Zhou’s remarks came during a parliamentary review session of the Ministry of Finance’s performance, expressing concerns that the current turbulent market situation may continue for a long time, according to “German”.
Finally, the South Korean stock market witnessed turmoil with a sharp decline in the price of the South Korean won against the dollar, in light of fears of a global economic recession with the direction of the major central banks in the world, except for Japan and China, to tighten monetary policy and raise interest rates at a rapid pace.
“High inflation caused by external factors has imposed hardship on ordinary citizens and the most vulnerable groups (South Koreans) and exacerbated volatility in the money and exchange markets. Fears of an economic slowdown have increased, with the momentum of exports and investment waning,” Cho said.
He explained that the government will take all necessary steps in a timely and preventive manner by carefully reviewing the market situation and all possible scenarios.
The minister also pledged efforts to strengthen the financial situation and improve South Korea’s credit rating.

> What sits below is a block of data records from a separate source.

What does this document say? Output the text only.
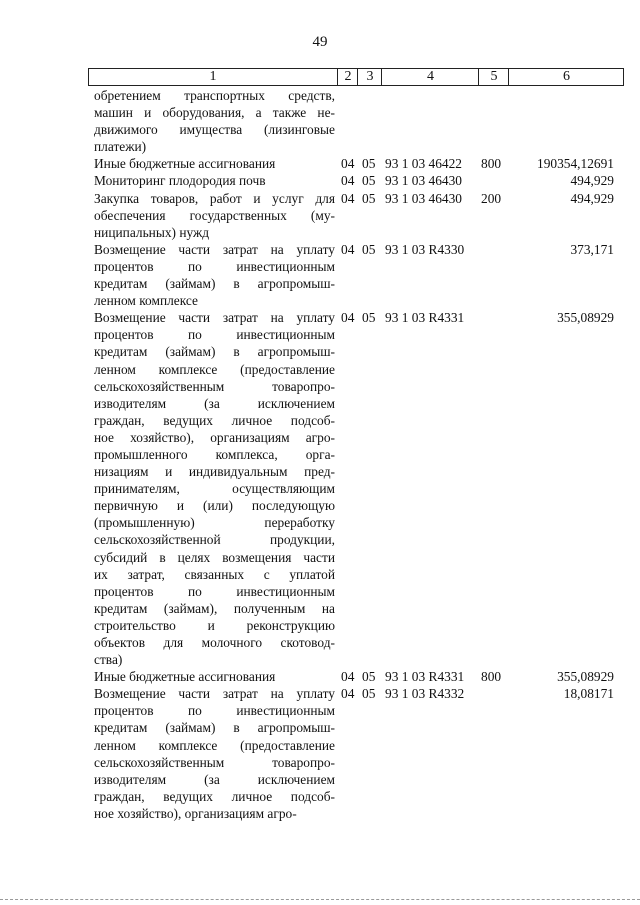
49
1	2	3	4	5	6
обретением транспортных средств,
машин и оборудования, а также не-
движимого имущества (лизинговые
платежи)
Иные бюджетные ассигнования	04 05 93 1 03 46422 800	190354,12691
Мониторинг плодородия почв	04 05 93 1 03 46430	494,929
Закупка товаров, работ и услуг для
обеспечения государственных (му-
ниципальных) нужд
04 05 93 1 03 46430 200	494,929
Возмещение части затрат на уплату
процентов по инвестиционным
кредитам (займам) в агропромыш-
ленном комплексе
04 05 93 1 03 R4330	373,171
Возмещение части затрат на уплату
процентов по инвестиционным
кредитам (займам) в агропромыш-
ленном комплексе (предоставление
сельскохозяйственным товаропро-
изводителям (за исключением
граждан, ведущих личное подсоб-
ное хозяйство), организациям агро-
промышленного комплекса, орга-
низациям и индивидуальным пред-
принимателям, осуществляющим
первичную и (или) последующую
(промышленную) переработку
сельскохозяйственной продукции,
субсидий в целях возмещения части
их затрат, связанных с уплатой
процентов по инвестиционным
кредитам (займам), полученным на
строительство и реконструкцию
объектов для молочного скотовод-
ства)
04 05 93 1 03 R4331	355,08929
Иные бюджетные ассигнования	04 05 93 1 03 R4331 800	355,08929
Возмещение части затрат на уплату
процентов по инвестиционным
кредитам (займам) в агропромыш-
ленном комплексе (предоставление
сельскохозяйственным товаропро-
изводителям (за исключением
граждан, ведущих личное подсоб-
ное хозяйство), организациям агро-
04 05 93 1 03 R4332	18,08171
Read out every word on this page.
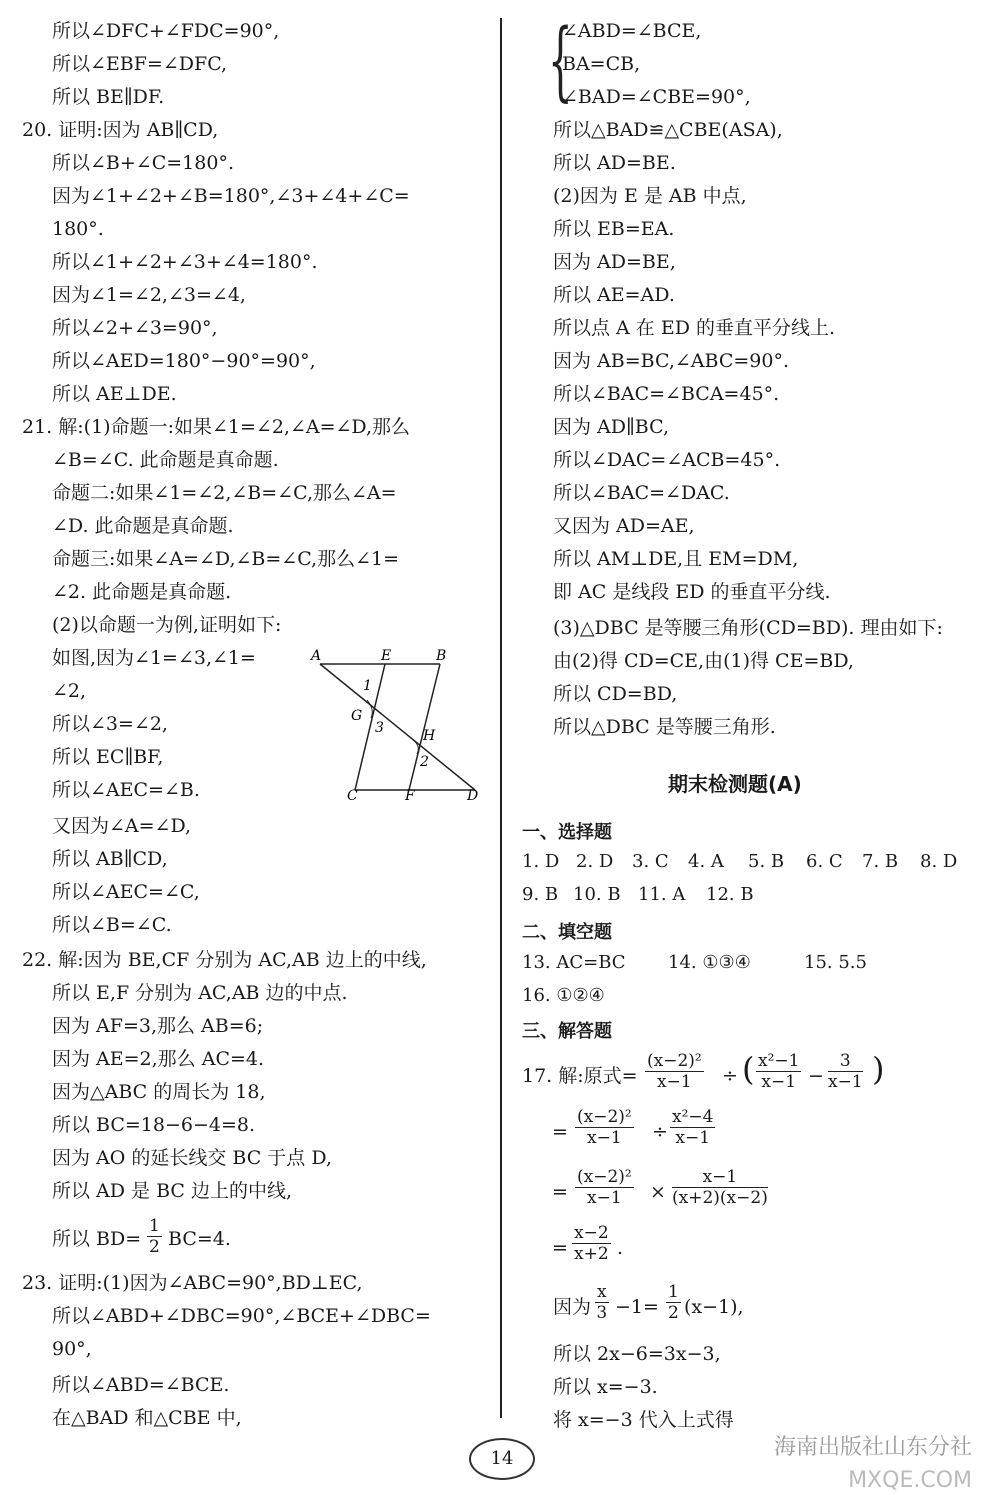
所以∠DFC+∠FDC=90°,
所以∠EBF=∠DFC,
所以 BE∥DF.
20. 证明:因为 AB∥CD,
所以∠B+∠C=180°.
因为∠1+∠2+∠B=180°,∠3+∠4+∠C=
180°.
所以∠1+∠2+∠3+∠4=180°.
因为∠1=∠2,∠3=∠4,
所以∠2+∠3=90°,
所以∠AED=180°−90°=90°,
所以 AE⊥DE.
21. 解:(1)命题一:如果∠1=∠2,∠A=∠D,那么
∠B=∠C. 此命题是真命题.
命题二:如果∠1=∠2,∠B=∠C,那么∠A=
∠D. 此命题是真命题.
命题三:如果∠A=∠D,∠B=∠C,那么∠1=
∠2. 此命题是真命题.
(2)以命题一为例,证明如下:
如图,因为∠1=∠3,∠1=
∠2,
所以∠3=∠2,
所以 EC∥BF,
所以∠AEC=∠B.
又因为∠A=∠D,
所以 AB∥CD,
所以∠AEC=∠C,
所以∠B=∠C.
22. 解:因为 BE,CF 分别为 AC,AB 边上的中线,
所以 E,F 分别为 AC,AB 边的中点.
因为 AF=3,那么 AB=6;
因为 AE=2,那么 AC=4.
因为△ABC 的周长为 18,
所以 BC=18−6−4=8.
因为 AO 的延长线交 BC 于点 D,
所以 AD 是 BC 边上的中线,
23. 证明:(1)因为∠ABC=90°,BD⊥EC,
所以∠ABD+∠DBC=90°,∠BCE+∠DBC=
90°,
所以∠ABD=∠BCE.
在△BAD 和△CBE 中,
所以 $BD= \frac{1}{2} BC=4$.
A	E	B
G
H
C	F	D
1
2
3
{
∠ABD=∠BCE,
BA=CB,
∠BAD=∠CBE=90°,
所以△BAD≌△CBE(ASA),
所以 AD=BE.
(2)因为 E 是 AB 中点,
所以 EB=EA.
因为 AD=BE,
所以 AE=AD.
所以点 A 在 ED 的垂直平分线上.
因为 AB=BC,∠ABC=90°.
所以∠BAC=∠BCA=45°.
因为 AD∥BC,
所以∠DAC=∠ACB=45°.
所以∠BAC=∠DAC.
又因为 AD=AE,
所以 AM⊥DE,且 EM=DM,
即 AC 是线段 ED 的垂直平分线.
(3)△DBC 是等腰三角形(CD=BD). 理由如下:
由(2)得 CD=CE,由(1)得 CE=BD,
所以 CD=BD,
所以△DBC 是等腰三角形.
期末检测题(A)
一、选择题
1. D 2. D 3. C 4. A 5. B 6. C 7. B 8. D
9. B 10. B 11. A 12. B
二、填空题
13. AC=BC 14. ①③④	15. 5.5
16. ①②④
三、解答题
17. 解:原式= $\frac{\text{(x−2)²}}{x-1}$ ÷ ( $\frac{\text{x²−1}}{x-1} - \frac{3}{x-1}$ )
= $\frac{\text{(x−2)²}}{x-1} \div \frac{\text{x²−4}}{x-1}$
= $\frac{\text{(x−2)²}}{x-1} \times \frac{x-1}{(x+2)(x-2)}$
= $\frac{x-2}{x+2}$ .
因为 $\frac{x}{3} -1= \frac{1}{2} (x-1)$,
所以 2x−6=3x−3,
所以 x=−3.
将 x=−3 代入上式得
14	海南出版社山东分社
MXQE.COM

Meanwhile, the Philippine central bank said it was taking measures to “deal with any turmoil” in the financial market, calling on citizens not to get undue benefits from the ongoing developments.
And the “Bloomberg” news agency reported, yesterday, that the “Central of the Philippines” said in an e-mail statement, “I call on those who have the means not to take undue advantage of the changing market conditions.”
The Central Bank added: “This does not help the Philippine peso, and it does not help the Filipinos.”
The Central Bank’s statement came at a time when the peso fell to a record low yesterday. The peso has fallen by more than 13 percent this year, as the US Federal Reserve’s hike in interest rates has sent the dollar up to unprecedented levels.
The Finnish currency fell 0.6 percent to 85.86 pesos per dollar during yesterday’s trading. The Philippine central bank did not give any details about the steps it is taking.